FLR Resync Troubleshooting Examples
FLR resync synchronizes stale mirrors by copying data from up-to-date mirrors, essential post-write or after OST failures/failovers. Common issues include failures due to space/network errors, incomplete resync, or detection problems. This guide provides examples for Lustre 2.17.0 (January 2026), drawing from the Lustre Operations Manual (updated 2025) and community resources like wiki and man pages. Always check logs (/var/log/messages) and use lctl debug_daemon for debugging.

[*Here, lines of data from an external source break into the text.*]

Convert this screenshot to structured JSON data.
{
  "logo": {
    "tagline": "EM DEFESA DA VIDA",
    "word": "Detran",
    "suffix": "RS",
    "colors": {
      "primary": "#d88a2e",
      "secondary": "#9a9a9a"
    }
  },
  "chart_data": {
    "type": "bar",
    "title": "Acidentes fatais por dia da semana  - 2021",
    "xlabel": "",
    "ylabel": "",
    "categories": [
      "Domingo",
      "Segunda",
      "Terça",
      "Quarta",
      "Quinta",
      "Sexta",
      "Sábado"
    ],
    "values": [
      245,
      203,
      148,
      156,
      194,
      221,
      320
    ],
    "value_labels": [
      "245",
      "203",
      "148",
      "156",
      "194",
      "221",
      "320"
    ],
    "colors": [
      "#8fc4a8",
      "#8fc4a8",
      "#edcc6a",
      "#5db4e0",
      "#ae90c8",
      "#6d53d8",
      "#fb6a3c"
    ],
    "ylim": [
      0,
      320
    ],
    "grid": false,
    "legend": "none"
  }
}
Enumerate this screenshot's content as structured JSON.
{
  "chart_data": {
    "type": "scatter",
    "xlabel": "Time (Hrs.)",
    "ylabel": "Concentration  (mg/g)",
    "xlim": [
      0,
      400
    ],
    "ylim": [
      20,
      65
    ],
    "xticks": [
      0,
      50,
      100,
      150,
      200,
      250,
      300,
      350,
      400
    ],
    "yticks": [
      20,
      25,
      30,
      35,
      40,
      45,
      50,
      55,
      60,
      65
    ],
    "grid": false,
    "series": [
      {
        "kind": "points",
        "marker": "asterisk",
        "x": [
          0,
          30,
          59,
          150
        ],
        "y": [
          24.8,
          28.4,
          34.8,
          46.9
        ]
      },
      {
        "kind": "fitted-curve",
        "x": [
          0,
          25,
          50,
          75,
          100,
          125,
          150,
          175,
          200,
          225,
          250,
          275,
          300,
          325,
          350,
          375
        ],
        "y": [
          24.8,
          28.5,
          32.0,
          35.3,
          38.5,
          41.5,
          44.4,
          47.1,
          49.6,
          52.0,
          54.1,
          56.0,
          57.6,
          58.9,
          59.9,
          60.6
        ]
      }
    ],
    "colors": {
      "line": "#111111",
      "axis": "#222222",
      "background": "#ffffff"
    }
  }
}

Common Issues and Error Codes
| Issue | Error Code | Description/Troubleshooting |
|---|---|---|
| Resync Fails with ENOSPC | -28 (ENOSPC) | No space on stale mirror OSTs. Check lfs df -h; migrate data or deactivate full OSTs. |
| Resync Hangs/Timeouts | -110 (ETIMEDOUT) | Network issues or slow OSTs. Monitor lnetctl stats show; tune at_max. |
| No Stale Mirrors Detected | - | Resync does nothing if no stales. Verify with lfs find --mirror-state=^ro. |
| Incomplete Resync | -5 (EIO) | I/O errors during copy. Run lfs mirror verify; check OST health with lctl get_param obdfilter.*.degraded. |
| Resync Performance Slow | - | High load or small RPCs. Tune osc.*.max_pages_per_rpc=1024; use jobstats to monitor. |
| Mirrors Remain Stale Post-Resync | - | Concurrent writes. Rerun resync; lock file if needed. |
| Verify Fails with Mismatch | - | Data corruption. Compare checksums; restore from backup or resync again. |
| Client Cannot Access During Resync | -107 (ENOTCONN) | Temporary; reads from up-to-date mirrors. Wait or check client version (≥2.11). |
Diagnostic Tools
| Tool/Command | Use |
|---|---|
| lfs find --mirror-state=^ro | Find stale files/mirrors. |
| lfs getstripe -v | View mirror states (stale, prefer). |
| lfs mirror verify -v | Check consistency post-resync. |
| lctl dk logfile | Capture debug logs during resync. |
| lctl get_param job_stats | Monitor resync load (enable first: lctl set_param mdt.*.job_stats=enable). |
| lfs df -h | Check space on mirrors. |
| lnetctl stats show | Network errors during resync. |
| lctl lfsck_start -t layout | Repair layout inconsistencies. |
Examples
Example 1: Resync Failure Due to No Space
# Attempt resync
lfs mirror resync /mnt/lustre/file1
# Error: ENOSPC
# Diagnose
lfs df -h # Shows mirror OST full
lfs getstripe /mnt/lustre/file1 # Identify stale mirror OSTs
# Fix: Mirror file to new OSTs with free space
lfs mirror extend -N /mnt/lustre/file1
# split stale data mirror from full OST
lfs mirror split -d --mirror-id 2 /mnt/lustre/file1
Example 2: Incomplete Resync After OST Failover
# After failover (OST degraded)
lctl set_param obdfilter.testfs-OST0005.degraded=1
# Find stales
lfs find --mirror-state=^ro /mnt/lustre/dir > stale_list.txt
# Resync batch
cat stale_list.txt | xargs lfs mirror resync
# If incomplete (EIO in logs)
lctl dk > resync_log.txt # Check for I/O errors
# Fix: Reactivate OST post-recovery
lctl set_param obdfilter.testfs-OST0005.degraded=0
lfs mirror resync /mnt/lustre/dir/file2 # Rerun
# Verify
lfs mirror verify -v /mnt/lustre/dir/file2
Example 3: Slow Resync Performance
# Monitor during resync
llstat -i 5 ost.OSS.ost_io
# If slow, tune RPCs
lctl set_param osc.*.max_pages_per_rpc=1024
# Enable jobstats
lctl set_param -P jobid_var=procname_uid
lljobstat # Check resync ops
# After, clear stats
lctl set_param osc.*.stats=clear
Example 4: Mismatch After Verify
# Verify fails
lfs mirror verify /mnt/lustre/file1 # Shows mismatch
# Diagnose
lfs getstripe -v /mnt/lustre/file1 # Check layout
# Fix: Resync from known good mirror
lfs mirror resync --only 1 /mnt/lustre/file1 # Assuming mirror 1 is good
# If corruption, restore from backup or use LFSCK
lctl lfsck_start -t layout -A -o /mnt/lustre
Best Practices
- Automate resync post-failover using scripts in HA tools.
- Separate mirrors across fault domains to avoid resync during correlated failures.
- Use ChangeLog to track stale events:
lfs changelog. - Schedule periodic verify/resync jobs.
- Monitor logs for "LustreError" during resync.
- For large files, limit resync concurrency to avoid overload.
For updates, check JIRA (e.g., LU-19758 for related issues). No major resync changes in 2.17.